Other than the incident ID, we can split the data features into two groups: Incident description or space-time coordinates
For the Incident description, a lot is redundant. OFFENSE_CODE is an integer representation of OFFENSE_CODE_GROUP, so we will not bother with it (let's stay human readable here).
OFFENSE_CODE_GROUP and OFFENSE_DESCRIPTION are pretty similar. The description is more granular, too granular. We don't want to use it.
# This can give us a first idea of crimes by date and district. For all hours of day, assign police resources in proportions to crimes commited in each district. # Note that some crimes are more important than others. reports_df.groupby(['HOUR', 'DISTRICT']).count().MONTH
Looking at the different types of crimes, we may want to eventually categorize the crimes in further subcategories.

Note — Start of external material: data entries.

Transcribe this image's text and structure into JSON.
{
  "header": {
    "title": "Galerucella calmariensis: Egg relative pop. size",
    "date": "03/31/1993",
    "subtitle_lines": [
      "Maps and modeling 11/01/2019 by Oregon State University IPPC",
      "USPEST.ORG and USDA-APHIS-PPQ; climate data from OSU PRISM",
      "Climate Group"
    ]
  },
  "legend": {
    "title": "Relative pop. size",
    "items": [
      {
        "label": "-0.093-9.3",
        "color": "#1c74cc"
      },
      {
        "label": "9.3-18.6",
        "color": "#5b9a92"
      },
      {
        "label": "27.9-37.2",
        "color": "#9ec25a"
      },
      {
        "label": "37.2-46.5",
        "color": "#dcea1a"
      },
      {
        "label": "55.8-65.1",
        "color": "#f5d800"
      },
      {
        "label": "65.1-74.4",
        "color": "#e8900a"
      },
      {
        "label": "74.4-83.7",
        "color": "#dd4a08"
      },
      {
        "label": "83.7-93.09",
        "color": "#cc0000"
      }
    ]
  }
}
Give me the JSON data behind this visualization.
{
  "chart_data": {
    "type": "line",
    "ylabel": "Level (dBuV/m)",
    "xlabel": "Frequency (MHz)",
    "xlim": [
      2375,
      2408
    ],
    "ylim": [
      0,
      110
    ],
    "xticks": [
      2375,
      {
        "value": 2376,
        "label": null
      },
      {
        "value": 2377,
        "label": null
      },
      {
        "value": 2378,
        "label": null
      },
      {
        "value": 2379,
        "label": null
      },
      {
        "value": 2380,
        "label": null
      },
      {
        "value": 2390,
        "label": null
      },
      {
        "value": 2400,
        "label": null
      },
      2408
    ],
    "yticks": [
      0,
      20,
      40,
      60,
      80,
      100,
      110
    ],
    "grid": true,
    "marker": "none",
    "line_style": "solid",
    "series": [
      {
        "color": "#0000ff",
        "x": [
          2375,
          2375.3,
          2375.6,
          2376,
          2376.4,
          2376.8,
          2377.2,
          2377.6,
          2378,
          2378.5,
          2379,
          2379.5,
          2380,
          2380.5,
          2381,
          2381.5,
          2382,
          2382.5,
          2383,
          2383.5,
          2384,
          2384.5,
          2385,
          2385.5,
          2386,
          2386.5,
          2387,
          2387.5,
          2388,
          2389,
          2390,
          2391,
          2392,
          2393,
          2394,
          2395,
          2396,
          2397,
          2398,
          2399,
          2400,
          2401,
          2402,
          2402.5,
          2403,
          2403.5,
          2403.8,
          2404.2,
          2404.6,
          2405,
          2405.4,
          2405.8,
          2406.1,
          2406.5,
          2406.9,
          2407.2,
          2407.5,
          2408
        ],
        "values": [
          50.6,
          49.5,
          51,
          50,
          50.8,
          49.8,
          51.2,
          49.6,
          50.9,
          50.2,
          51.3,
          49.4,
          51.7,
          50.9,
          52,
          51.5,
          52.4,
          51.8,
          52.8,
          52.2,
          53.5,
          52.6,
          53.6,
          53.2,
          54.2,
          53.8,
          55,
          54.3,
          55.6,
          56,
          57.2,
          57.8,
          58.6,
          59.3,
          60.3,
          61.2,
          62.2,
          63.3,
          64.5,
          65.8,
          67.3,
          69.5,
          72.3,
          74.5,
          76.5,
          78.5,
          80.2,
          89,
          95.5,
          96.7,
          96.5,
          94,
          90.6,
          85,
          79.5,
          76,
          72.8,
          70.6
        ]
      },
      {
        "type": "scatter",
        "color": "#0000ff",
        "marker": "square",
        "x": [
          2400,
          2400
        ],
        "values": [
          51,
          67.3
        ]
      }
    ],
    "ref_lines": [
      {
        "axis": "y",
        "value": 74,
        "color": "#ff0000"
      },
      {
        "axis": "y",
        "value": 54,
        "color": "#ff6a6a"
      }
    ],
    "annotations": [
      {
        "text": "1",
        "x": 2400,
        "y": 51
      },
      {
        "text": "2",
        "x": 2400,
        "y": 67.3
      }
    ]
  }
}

reports_df.groupby('OFFENSE_CODE_GROUP').count().sort_values('MONTH', ascending=False).head(10).MONTH
# If we want to visualize the crimes location. reports_df.plot.scatter(x='Long', y='Lat')
# Uhhh? Turns out there are some data with bad values, eg Lat and Long with value of (0,0). Lets get rid of these reports_df[(reports_df['Lat'] > 10) & (reports_df['Long'] < -50)].plot.scatter(x='Long', y='Lat', s=1) # This should work better, we'll need s=1 to make the individual dots easier to see.
Cool, a map of Boston! What are the holes? Why are there disconnected regions? (There is a park in the middle of town, cars can't get in there. Also there are bodies of water, and a prominent bridge is traced out in the upper left part of the map.)